Individual Russian athletes may still be able to compete in South Korea, subject to meeting strict anti-doping guidelines, and would be referred to as “Olympic Athlete(s) from Russia” at the Games.

IOC president Thomas Bach said at his closing news conference after two days of meetings in Lausanne, Switzerland, that leaving Russia in the name was “reflecting reality” that its athletes would be in South Korea.

The country plans to host an Olympic summit with athletes, coaches and officials on December 12 to decide whether to accept the places available.

Putin seemed to confirm the earlier call of Deputy Prime Minister Arkady Dvorkovich.

“We all know the athletes who will be going to the Olympics and their uniform will have the white, red and blue colours,” Dvorkovich told state media.

“We will all know that they will be representing Russia. I believe that they should go.”

Dvorkovich did hit out at the IOC, saying its actions “actions pose a manifestation of disrespect to the Olympic Games,” he said.

“This was an unfair decision.”

In recent weeks more than two dozen Russian athletes have been banned for life from the Olympics on allegations that they used performance-enhancing drugs in the 2014 schemes which also included sample-swapping.

Bach said he hoped those attending would “represent a new generation of clean Russian athletes in the Games and build a bridge into a clean future of Russian sport.”

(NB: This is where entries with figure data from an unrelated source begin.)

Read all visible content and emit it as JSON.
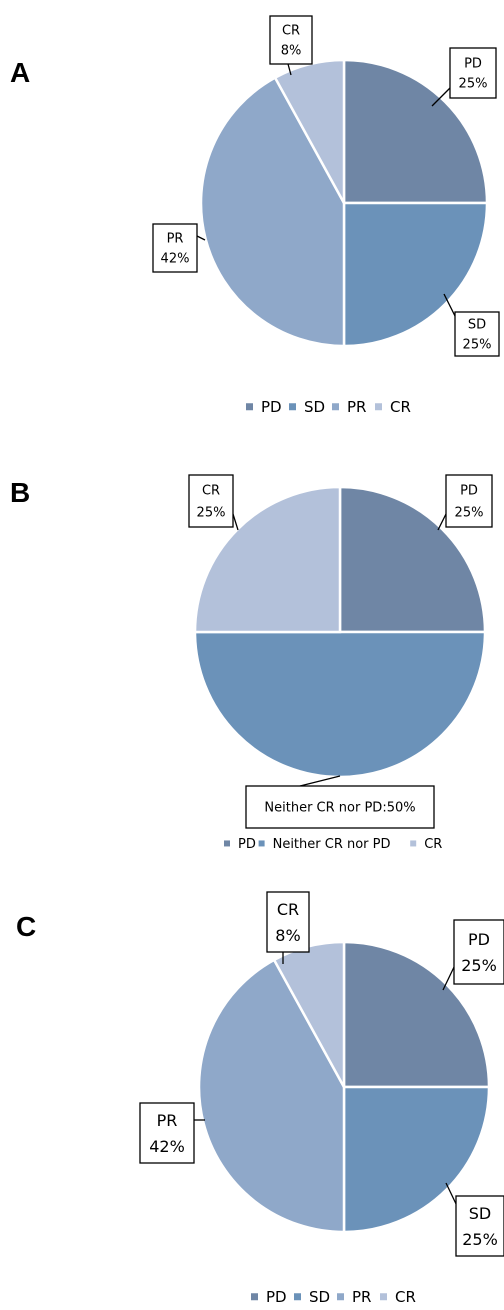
{
  "colors": {
    "PD": "#6f86a5",
    "SD": "#6b92b9",
    "Neither CR nor PD": "#6b92b9",
    "PR": "#8fa8c9",
    "CR": "#b3c1da"
  },
  "chart_data": [
    {
      "type": "pie",
      "panel": "A",
      "categories": [
        "PD",
        "SD",
        "PR",
        "CR"
      ],
      "values": [
        25,
        25,
        42,
        8
      ],
      "labels": [
        {
          "category": "PD",
          "lines": [
            "PD",
            "25%"
          ]
        },
        {
          "category": "SD",
          "lines": [
            "SD",
            "25%"
          ]
        },
        {
          "category": "PR",
          "lines": [
            "PR",
            "42%"
          ]
        },
        {
          "category": "CR",
          "lines": [
            "CR",
            "8%"
          ]
        }
      ],
      "legend": [
        "PD",
        "SD",
        "PR",
        "CR"
      ],
      "legend_position": "bottom"
    },
    {
      "type": "pie",
      "panel": "B",
      "categories": [
        "PD",
        "Neither CR nor PD",
        "CR"
      ],
      "values": [
        25,
        50,
        25
      ],
      "labels": [
        {
          "category": "PD",
          "lines": [
            "PD",
            "25%"
          ]
        },
        {
          "category": "Neither CR nor PD",
          "lines": [
            "Neither CR nor PD:50%"
          ]
        },
        {
          "category": "CR",
          "lines": [
            "CR",
            "25%"
          ]
        }
      ],
      "legend": [
        "PD",
        "Neither CR nor PD",
        "CR"
      ],
      "legend_position": "bottom"
    },
    {
      "type": "pie",
      "panel": "C",
      "categories": [
        "PD",
        "SD",
        "PR",
        "CR"
      ],
      "values": [
        25,
        25,
        42,
        8
      ],
      "labels": [
        {
          "category": "PD",
          "lines": [
            "PD",
            "25%"
          ]
        },
        {
          "category": "SD",
          "lines": [
            "SD",
            "25%"
          ]
        },
        {
          "category": "PR",
          "lines": [
            "PR",
            "42%"
          ]
        },
        {
          "category": "CR",
          "lines": [
            "CR",
            "8%"
          ]
        }
      ],
      "legend": [
        "PD",
        "SD",
        "PR",
        "CR"
      ],
      "legend_position": "bottom"
    }
  ]
}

And it is possible the Russian flag could be used in the closing ceremony, Bach said, as a “signal that there Russia has then accepted and respected the sanction and that then a new beginning is possible… this could be then a really strong message for a new beginning.”

Many Russians had earlier taken to Twitter to express outrage over the IOC decision, tweeting under the hashtag “no Russia, no games.”

The doping allegations have been widely perceived in Russia as being politically motivated by Western rivals.

Russia topped the Sochi medal table but has now lost 11 medals – including four golds – as the IOC sanctioned 25 Russian athletes.

At his media conference, Bach said those denied medals in Sochi would be invited to the Pyeongchang Games and that medal ceremonies could be arranged in Lausanne or future sporting events.